Затем отец принимался критиковать налоговую систему Финляндии. И даже предлагал исполнять песню со словами «У деда был остров».
– Так сразу видно, что дедушка – настоящий предприниматель и у него солидная собственность. Стоимость острова будет только расти. Как и хорошего строевого леса. И там вдобавок можно соорудить причал для яхты.
В этом я с папой согласен. Животные явно переоцененные и избыточно представленные в детских играх действующие лица. Ну какие животные в городе? Зачем спрашивать у детей «Что говорит корова?» или «Что говорит лошадка?»
С практической точки зрения, ребенку гораздо полезнее было бы знать, что говорит юрист по семейному праву или о чем вещает популярный блогер на ютьюбе. Какой толк ребенку от знания, что лошадь говорит «и-го-го», когда юрисконсульт сообщит, что тот будет видеться с мамой по выходным раз в две недели. Лично меня волнует вопрос, что думает психотерапевт о моем отношении к отцу и не злюсь ли я на родителей или даже на самого себя?
Я хочу воспитывать своих детей иначе. Беру Хелми на ручки и чмокаю в лоб. Малышка сжимает мне щеки ладошками и смеется над дурацким выражением моего лица.
– Что ты хочешь на ужин?
– Хлопья с клубникой.
Почему такие простые проявления нежности казались моим родителям невероятно трудными? Однажды я задал им этот вопрос, мама сказала: «Мы купили тебе долю в паевом фонде и позаботились о твоем будущем». Но деньги не могли меня приласкать. Счет в фонде не радовался моему успеху, когда я забивал гол на футбольном поле. Подростки часто стыдятся своих родителей, но паевого фонда невозможно было даже стесняться.
Отец задерживался на работе допоздна.
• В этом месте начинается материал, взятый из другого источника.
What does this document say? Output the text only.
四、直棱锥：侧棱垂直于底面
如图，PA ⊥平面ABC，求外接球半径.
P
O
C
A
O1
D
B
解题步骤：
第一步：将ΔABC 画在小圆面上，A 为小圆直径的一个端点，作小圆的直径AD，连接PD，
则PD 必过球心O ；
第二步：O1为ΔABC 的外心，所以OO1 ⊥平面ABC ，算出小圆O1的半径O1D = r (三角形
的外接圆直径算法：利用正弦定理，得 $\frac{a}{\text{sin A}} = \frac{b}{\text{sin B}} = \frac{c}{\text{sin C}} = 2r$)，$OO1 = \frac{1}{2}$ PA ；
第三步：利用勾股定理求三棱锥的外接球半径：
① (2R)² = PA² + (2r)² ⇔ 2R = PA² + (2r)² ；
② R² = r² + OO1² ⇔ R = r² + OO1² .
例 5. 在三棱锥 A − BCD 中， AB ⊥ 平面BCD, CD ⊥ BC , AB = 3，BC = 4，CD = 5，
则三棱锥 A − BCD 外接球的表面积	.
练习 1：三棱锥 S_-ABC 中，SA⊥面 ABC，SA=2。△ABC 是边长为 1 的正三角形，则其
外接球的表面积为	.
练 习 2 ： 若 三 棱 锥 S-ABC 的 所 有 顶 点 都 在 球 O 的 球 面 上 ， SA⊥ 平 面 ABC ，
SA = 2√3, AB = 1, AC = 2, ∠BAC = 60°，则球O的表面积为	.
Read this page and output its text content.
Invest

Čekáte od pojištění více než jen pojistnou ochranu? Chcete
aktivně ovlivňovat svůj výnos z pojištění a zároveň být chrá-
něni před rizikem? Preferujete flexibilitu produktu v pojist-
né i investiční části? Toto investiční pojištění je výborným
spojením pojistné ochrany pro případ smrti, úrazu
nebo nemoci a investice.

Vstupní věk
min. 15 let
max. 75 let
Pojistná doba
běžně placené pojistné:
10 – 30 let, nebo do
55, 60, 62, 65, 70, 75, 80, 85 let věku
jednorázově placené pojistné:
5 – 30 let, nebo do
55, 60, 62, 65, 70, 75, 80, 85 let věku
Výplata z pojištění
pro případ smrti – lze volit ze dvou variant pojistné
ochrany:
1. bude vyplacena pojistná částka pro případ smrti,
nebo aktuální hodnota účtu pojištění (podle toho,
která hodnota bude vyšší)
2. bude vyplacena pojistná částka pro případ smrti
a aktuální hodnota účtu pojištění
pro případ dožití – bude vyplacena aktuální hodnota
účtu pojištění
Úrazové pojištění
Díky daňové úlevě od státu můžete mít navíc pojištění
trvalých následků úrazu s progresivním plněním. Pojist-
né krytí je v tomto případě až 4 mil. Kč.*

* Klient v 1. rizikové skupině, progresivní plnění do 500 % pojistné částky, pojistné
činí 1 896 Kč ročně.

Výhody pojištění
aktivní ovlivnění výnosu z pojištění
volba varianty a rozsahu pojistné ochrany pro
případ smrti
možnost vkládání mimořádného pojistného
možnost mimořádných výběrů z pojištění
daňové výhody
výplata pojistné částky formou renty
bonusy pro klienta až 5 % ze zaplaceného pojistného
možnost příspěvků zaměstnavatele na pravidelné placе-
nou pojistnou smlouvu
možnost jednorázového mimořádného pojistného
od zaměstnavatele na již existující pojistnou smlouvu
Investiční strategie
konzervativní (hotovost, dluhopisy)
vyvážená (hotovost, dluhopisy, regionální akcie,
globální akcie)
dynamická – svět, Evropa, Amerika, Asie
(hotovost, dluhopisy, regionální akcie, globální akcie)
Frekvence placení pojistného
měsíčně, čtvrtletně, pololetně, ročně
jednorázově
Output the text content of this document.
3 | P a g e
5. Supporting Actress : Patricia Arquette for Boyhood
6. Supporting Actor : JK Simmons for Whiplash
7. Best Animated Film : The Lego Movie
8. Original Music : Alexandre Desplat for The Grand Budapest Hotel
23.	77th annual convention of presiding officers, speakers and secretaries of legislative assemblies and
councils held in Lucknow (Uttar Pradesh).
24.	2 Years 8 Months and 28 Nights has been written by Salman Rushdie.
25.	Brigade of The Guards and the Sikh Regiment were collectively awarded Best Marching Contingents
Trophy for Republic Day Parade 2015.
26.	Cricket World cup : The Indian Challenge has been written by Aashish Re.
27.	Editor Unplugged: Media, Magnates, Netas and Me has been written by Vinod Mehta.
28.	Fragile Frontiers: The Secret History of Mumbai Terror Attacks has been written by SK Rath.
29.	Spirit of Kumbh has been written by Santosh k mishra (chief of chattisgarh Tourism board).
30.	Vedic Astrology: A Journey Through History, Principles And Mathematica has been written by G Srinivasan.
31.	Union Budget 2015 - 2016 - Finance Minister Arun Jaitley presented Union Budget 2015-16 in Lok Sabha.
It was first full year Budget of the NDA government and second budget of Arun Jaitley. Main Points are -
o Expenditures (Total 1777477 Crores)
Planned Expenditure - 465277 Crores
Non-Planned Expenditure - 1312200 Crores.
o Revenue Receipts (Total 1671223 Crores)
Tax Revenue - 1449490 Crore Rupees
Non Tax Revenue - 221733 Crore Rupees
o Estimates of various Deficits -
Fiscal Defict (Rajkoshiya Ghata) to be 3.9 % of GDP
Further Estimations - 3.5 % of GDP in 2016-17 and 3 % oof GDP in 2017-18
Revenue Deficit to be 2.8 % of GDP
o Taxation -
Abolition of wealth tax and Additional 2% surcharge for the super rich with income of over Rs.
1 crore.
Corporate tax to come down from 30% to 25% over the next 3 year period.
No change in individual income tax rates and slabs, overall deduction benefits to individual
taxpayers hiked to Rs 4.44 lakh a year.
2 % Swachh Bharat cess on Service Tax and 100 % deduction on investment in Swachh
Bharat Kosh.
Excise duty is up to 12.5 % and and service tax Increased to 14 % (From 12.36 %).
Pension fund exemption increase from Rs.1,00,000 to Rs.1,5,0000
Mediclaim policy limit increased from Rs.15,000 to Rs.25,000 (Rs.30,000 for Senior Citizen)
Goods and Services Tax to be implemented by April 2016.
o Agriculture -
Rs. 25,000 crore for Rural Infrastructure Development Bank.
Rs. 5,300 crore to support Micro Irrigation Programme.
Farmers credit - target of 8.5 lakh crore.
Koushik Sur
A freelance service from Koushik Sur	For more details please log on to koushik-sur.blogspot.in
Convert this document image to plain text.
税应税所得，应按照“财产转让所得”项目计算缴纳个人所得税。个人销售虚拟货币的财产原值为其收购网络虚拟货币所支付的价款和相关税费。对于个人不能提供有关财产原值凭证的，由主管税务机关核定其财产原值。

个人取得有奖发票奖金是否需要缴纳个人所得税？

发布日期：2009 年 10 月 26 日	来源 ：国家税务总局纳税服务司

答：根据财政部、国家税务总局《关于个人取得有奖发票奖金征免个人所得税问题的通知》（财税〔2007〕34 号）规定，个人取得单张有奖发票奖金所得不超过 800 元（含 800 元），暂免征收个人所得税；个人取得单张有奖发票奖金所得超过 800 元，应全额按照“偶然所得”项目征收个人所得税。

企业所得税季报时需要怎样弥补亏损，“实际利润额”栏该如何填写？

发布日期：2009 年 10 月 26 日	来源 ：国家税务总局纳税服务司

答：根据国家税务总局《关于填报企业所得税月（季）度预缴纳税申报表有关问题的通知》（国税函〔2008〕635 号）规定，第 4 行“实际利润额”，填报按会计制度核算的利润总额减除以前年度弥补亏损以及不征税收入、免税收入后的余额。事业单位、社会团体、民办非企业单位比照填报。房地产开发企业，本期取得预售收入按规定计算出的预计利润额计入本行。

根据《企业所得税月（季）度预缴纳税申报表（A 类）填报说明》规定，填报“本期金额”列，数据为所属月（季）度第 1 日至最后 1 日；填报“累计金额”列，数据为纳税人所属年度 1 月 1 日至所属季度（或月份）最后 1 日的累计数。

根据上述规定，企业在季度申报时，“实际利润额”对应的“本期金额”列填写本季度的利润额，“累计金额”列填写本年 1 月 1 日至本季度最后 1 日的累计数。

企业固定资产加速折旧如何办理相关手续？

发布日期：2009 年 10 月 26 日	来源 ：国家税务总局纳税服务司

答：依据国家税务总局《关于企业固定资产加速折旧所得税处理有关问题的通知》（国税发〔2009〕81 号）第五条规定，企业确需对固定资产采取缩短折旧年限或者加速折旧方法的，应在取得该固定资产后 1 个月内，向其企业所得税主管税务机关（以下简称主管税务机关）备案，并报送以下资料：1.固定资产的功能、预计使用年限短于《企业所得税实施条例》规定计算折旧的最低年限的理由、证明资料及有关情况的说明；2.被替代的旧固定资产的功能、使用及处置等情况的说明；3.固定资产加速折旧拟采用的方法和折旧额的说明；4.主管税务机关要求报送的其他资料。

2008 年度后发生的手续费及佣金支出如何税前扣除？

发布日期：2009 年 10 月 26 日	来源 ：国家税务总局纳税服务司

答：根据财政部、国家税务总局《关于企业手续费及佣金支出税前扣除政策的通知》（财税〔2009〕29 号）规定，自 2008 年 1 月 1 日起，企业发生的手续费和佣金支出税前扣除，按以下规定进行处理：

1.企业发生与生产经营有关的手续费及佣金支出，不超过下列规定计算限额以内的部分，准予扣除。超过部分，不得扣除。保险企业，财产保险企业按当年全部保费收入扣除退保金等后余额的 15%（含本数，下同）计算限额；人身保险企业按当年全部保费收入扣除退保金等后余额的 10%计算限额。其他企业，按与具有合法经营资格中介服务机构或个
Мама, хоть и была рядом, но оставалась недосягаемой. Отец хотел, чтобы я продолжил его блестящую карьеру в банковской сфере. Он старался подыскать мне на лето работу у своих друзей-банкиров. Я вежливо отказался. «Хотел бы попробовать что-то свое, найти сферу, в которой смогу добиться успеха собственной головой». Отец огрызнулся: «Не бывает в этом мире так, чтобы все решали личные заслуги».
В самом начале своей учебы я узнал о пирамиде потребностей Маслоу, который стремился понять, что является для человека самым важным. На первом месте стоят физиологические потребности – еда, питье и воздух. Затем – безопасность. Я как отец рискую споткнуться уже на второй ступени. Какую безопасность я могу обеспечить своим детям?
За безопасностью следуют социальные потребности – общение, любовь. Они дают ощущение, что принадлежишь к какому-то сообществу. Затем – потребность в оценке собственной значимости, самоуважении и признании со стороны других.
Конечно, теория должна соотносится со временем. Эпоха социальных сетей принесла с собой необходимость хорошо выглядеть со стороны. И потребности одинокого родителя отличаются от потребностей просто одинокого человека. Эх, не ведал старина Маслоу, что когда-то в Хельсинки появится человек, для которого непромокаемая и дышащая детская одежда в иерархии потребностей будет стоять выше, чем секс.
Все-таки как родитель я какие-то приемы усвоил. Спросил у детей, что они думают о похоронах. Это необходимо, чтобы обеспечить потребность в безопасности. Сюльви пугает необратимость смерти.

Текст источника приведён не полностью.